No obstante, es importante destacar que, en ausencia de tecnología robótica, la laparoscopia convencional sigue siendo una opción válida, con tasas de éxito reportadas del 80% al 90% para fístulas complejas cuando es realizada por cirujanos experimentados5,6.
Los principios fundamentales de movilización adecuada de tejidos, cierre sin tensión e interposición de colgajos pueden aplicarse tanto en abordajes robóticos como en laparoscopia convencional.
Conclusiones
La reparación robótica de la fístula vesicovaginal compleja es una opción segura y eficaz, incluso en pacientes con múltiples cirugías previas y anatomía pélvica distorsionada. La plataforma robótica permite una disección precisa y una reconstrucción en múltiples planos, con resultados favorables y baja morbilidad.
Financiamiento
Los autores declaran no haber recibido financiamiento para este estudio.
Conflicto de intereses
Los autores declaran no tener conflicto de intereses.
Consideraciones éticas
Protección de personas y animales. Los autores declaran que para esta investigación no se han realizado experimentos en seres humanos ni en animales.

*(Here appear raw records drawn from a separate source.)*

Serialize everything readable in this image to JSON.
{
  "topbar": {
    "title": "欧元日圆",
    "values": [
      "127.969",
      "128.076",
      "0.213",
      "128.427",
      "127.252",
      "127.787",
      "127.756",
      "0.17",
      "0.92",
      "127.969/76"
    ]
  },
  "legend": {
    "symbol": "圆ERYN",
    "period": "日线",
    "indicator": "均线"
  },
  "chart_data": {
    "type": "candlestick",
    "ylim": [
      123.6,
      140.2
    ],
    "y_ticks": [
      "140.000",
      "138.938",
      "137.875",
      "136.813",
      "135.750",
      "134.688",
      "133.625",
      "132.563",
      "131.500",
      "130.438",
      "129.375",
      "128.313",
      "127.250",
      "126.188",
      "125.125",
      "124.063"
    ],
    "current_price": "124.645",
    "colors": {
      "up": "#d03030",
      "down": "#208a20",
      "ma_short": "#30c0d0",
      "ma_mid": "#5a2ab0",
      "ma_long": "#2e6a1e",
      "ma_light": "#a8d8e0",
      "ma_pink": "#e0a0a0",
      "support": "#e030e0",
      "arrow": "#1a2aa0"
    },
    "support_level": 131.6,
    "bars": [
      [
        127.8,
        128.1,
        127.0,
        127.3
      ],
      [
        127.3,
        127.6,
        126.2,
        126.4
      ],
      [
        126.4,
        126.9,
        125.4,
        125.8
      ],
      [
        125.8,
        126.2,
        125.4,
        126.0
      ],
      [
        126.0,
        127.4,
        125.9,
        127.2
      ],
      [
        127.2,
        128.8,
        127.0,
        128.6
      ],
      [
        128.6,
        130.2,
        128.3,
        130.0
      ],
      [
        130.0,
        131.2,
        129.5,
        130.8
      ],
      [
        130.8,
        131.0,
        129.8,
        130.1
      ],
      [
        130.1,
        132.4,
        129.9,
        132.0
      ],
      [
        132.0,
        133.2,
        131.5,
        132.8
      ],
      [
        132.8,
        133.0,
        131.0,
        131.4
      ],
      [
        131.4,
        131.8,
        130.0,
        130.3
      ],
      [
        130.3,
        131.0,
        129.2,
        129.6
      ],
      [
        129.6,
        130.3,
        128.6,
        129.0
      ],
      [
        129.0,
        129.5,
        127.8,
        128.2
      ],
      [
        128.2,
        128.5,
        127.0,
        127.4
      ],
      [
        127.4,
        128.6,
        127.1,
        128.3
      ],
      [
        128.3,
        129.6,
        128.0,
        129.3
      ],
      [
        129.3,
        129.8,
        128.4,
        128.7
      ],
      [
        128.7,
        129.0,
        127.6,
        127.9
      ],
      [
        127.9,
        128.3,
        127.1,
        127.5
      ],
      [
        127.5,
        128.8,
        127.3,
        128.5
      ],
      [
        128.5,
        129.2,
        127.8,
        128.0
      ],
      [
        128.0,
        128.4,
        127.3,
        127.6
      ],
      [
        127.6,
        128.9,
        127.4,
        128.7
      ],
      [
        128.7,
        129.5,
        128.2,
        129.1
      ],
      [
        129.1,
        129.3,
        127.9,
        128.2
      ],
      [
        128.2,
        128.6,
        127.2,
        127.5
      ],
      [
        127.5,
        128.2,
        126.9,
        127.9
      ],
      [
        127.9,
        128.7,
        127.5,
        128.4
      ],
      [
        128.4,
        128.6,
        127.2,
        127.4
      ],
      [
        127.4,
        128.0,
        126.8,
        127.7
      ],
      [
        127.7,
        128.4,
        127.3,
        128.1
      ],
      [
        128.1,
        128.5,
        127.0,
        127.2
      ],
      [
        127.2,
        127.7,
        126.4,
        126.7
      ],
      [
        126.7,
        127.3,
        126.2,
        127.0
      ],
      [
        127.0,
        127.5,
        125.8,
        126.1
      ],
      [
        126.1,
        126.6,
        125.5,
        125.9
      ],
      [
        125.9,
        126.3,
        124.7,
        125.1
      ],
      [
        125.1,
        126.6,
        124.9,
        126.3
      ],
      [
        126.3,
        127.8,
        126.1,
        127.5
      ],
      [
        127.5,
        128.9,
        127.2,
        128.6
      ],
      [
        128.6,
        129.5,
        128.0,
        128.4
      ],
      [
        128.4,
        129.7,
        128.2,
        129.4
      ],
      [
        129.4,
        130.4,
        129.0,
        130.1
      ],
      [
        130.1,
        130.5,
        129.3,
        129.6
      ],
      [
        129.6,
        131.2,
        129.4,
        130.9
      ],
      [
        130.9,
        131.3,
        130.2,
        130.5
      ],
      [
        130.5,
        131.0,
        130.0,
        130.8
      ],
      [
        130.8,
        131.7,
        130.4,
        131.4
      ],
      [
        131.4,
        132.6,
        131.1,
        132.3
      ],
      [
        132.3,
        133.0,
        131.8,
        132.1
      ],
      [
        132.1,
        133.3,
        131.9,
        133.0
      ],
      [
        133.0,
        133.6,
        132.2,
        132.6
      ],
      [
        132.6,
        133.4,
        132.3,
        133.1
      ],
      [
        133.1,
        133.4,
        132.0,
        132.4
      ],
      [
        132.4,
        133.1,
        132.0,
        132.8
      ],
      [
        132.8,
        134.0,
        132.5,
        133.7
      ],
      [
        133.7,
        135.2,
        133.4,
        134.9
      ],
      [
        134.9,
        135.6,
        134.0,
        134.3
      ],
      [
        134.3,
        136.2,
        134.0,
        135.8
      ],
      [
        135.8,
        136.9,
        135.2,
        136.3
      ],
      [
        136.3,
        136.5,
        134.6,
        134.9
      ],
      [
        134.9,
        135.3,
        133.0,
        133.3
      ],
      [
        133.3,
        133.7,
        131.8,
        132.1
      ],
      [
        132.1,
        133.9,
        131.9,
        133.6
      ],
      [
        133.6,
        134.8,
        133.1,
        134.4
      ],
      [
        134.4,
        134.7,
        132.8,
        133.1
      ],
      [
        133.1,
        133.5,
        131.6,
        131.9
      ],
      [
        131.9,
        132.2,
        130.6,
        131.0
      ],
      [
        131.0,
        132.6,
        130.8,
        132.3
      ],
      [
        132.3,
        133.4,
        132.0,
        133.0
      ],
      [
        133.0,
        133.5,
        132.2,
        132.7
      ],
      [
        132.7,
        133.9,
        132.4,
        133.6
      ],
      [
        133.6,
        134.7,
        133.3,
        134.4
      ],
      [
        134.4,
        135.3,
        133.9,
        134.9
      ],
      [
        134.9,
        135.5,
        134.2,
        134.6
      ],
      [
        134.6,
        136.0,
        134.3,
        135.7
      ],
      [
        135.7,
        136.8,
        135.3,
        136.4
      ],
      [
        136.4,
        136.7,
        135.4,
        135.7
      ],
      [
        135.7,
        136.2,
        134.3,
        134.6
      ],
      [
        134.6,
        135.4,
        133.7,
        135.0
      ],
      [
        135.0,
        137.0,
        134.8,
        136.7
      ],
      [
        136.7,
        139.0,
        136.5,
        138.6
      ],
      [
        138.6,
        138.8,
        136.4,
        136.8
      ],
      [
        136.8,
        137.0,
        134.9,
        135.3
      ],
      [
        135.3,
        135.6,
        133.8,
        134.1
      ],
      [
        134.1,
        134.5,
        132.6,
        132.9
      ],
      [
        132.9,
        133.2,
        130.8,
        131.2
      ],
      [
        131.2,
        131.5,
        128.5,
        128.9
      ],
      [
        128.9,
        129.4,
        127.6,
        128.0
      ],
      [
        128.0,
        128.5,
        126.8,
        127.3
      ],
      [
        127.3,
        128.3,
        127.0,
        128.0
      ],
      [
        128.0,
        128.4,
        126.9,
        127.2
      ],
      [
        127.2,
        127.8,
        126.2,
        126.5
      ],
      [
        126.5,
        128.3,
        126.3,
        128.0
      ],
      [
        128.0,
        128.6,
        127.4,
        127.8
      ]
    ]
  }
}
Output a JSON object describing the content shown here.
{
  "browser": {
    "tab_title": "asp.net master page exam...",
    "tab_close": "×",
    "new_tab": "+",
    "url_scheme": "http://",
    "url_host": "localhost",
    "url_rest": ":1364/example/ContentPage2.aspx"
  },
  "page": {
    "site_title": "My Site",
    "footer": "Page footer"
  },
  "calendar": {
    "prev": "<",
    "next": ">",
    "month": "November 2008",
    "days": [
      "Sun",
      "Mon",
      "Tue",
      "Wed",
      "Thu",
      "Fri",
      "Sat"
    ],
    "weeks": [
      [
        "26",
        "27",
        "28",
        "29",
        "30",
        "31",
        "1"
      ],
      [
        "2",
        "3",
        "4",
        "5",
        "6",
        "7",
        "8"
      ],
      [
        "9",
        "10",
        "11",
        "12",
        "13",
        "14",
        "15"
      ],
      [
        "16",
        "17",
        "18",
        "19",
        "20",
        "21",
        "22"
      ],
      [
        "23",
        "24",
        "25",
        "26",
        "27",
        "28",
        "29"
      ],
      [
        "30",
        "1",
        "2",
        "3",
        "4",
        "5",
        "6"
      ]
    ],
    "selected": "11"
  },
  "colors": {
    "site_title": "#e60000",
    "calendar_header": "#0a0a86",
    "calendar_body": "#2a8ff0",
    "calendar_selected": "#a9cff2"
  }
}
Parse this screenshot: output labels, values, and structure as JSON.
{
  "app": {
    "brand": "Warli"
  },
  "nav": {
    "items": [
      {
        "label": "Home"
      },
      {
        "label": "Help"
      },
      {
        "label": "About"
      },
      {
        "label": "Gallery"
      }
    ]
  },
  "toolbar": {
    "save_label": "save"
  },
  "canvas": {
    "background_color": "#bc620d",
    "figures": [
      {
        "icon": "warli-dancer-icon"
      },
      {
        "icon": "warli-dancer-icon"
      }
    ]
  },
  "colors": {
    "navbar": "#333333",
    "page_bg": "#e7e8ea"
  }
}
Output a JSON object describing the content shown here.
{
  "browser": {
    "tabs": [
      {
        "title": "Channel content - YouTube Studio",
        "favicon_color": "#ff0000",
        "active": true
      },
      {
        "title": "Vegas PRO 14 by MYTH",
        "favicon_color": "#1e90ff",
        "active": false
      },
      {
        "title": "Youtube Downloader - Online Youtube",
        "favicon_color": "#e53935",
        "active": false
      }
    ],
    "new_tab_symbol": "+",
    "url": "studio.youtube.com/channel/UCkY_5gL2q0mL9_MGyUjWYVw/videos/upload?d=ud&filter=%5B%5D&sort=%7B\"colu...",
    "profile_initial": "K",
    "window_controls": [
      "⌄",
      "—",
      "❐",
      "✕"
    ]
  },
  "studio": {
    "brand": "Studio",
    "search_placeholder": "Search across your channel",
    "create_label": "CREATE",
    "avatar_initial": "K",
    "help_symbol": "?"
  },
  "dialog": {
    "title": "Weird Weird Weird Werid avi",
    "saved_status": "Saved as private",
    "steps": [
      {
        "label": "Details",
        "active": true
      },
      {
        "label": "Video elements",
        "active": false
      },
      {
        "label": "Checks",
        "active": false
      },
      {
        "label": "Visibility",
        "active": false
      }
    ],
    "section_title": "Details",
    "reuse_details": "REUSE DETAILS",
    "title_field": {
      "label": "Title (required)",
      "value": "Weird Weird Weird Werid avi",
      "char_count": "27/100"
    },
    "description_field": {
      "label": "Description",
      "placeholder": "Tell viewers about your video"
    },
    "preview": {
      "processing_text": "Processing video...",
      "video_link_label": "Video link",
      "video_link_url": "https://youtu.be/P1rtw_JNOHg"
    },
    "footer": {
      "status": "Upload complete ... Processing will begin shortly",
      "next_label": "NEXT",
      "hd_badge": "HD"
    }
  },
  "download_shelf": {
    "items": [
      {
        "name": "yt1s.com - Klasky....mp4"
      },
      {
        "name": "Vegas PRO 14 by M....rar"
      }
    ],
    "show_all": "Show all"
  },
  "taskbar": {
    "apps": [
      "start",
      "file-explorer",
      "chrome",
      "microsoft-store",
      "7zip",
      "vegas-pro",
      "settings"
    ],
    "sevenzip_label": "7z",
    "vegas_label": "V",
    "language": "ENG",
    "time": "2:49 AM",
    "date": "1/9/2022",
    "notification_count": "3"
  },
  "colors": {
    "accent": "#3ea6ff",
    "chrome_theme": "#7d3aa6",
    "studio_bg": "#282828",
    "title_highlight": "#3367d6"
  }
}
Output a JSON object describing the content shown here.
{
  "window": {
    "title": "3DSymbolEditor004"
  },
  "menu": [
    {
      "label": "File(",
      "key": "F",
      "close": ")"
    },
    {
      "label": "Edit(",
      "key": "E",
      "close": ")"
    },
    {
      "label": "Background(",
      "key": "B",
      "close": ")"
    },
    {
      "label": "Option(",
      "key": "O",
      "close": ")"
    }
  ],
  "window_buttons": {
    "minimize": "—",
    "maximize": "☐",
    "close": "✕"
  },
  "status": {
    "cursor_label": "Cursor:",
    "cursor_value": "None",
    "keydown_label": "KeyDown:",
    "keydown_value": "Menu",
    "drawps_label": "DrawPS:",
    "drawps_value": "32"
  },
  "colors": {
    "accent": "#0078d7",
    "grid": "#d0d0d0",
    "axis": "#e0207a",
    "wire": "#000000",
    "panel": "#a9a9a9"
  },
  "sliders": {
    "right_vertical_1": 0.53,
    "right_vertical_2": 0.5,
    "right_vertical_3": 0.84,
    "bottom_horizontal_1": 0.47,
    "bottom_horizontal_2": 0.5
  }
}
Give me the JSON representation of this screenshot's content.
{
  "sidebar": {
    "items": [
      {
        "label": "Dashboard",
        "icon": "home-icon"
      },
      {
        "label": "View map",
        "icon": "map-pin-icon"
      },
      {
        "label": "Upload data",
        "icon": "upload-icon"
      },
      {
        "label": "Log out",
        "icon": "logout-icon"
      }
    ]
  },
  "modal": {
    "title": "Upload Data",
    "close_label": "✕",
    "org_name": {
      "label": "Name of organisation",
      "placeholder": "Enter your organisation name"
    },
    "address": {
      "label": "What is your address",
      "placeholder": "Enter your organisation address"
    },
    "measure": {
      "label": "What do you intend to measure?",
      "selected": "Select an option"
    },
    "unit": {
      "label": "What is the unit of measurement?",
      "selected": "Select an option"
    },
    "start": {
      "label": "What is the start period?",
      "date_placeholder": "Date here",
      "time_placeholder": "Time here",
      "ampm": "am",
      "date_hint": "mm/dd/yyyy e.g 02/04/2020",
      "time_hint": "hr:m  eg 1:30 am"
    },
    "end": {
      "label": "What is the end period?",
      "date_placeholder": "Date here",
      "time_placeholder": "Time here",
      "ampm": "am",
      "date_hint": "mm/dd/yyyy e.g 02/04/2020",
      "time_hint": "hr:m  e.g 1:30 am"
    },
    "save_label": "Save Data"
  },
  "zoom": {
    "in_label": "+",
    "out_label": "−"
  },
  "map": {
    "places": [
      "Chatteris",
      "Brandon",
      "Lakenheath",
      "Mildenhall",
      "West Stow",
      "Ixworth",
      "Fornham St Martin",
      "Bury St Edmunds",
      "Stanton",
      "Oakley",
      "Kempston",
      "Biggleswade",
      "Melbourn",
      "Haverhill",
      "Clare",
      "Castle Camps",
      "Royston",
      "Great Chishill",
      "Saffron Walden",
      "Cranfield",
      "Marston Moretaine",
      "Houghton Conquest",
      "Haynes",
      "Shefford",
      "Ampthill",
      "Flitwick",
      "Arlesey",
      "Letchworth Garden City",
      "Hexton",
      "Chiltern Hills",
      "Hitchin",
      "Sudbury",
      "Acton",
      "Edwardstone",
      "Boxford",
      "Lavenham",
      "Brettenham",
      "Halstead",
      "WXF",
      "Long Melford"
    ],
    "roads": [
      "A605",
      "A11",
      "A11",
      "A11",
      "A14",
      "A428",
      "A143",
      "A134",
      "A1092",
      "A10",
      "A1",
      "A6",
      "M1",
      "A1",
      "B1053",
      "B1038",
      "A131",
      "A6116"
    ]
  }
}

Confidencialidad, consentimiento informado y aprobación ética. Los autores han seguido los protocolos de su centro sanitario/institución para acceder a los datos de las historias clínicas. Se ha obtenido el consentimiento informado de los pacientes y se cuenta con la aprobación del Comité de Ética. Se han seguido las recomendaciones de las guías SAGER.
Declaración sobre el uso de inteligencia artificial. Los autores declaran que se utilizó una herramienta de inteligencia artificial para la redacción o soporte del manuscrito, en concreto ChatGPT, OpenEvidence, para la creación de imágenes y la revisión de leyendas de figuras.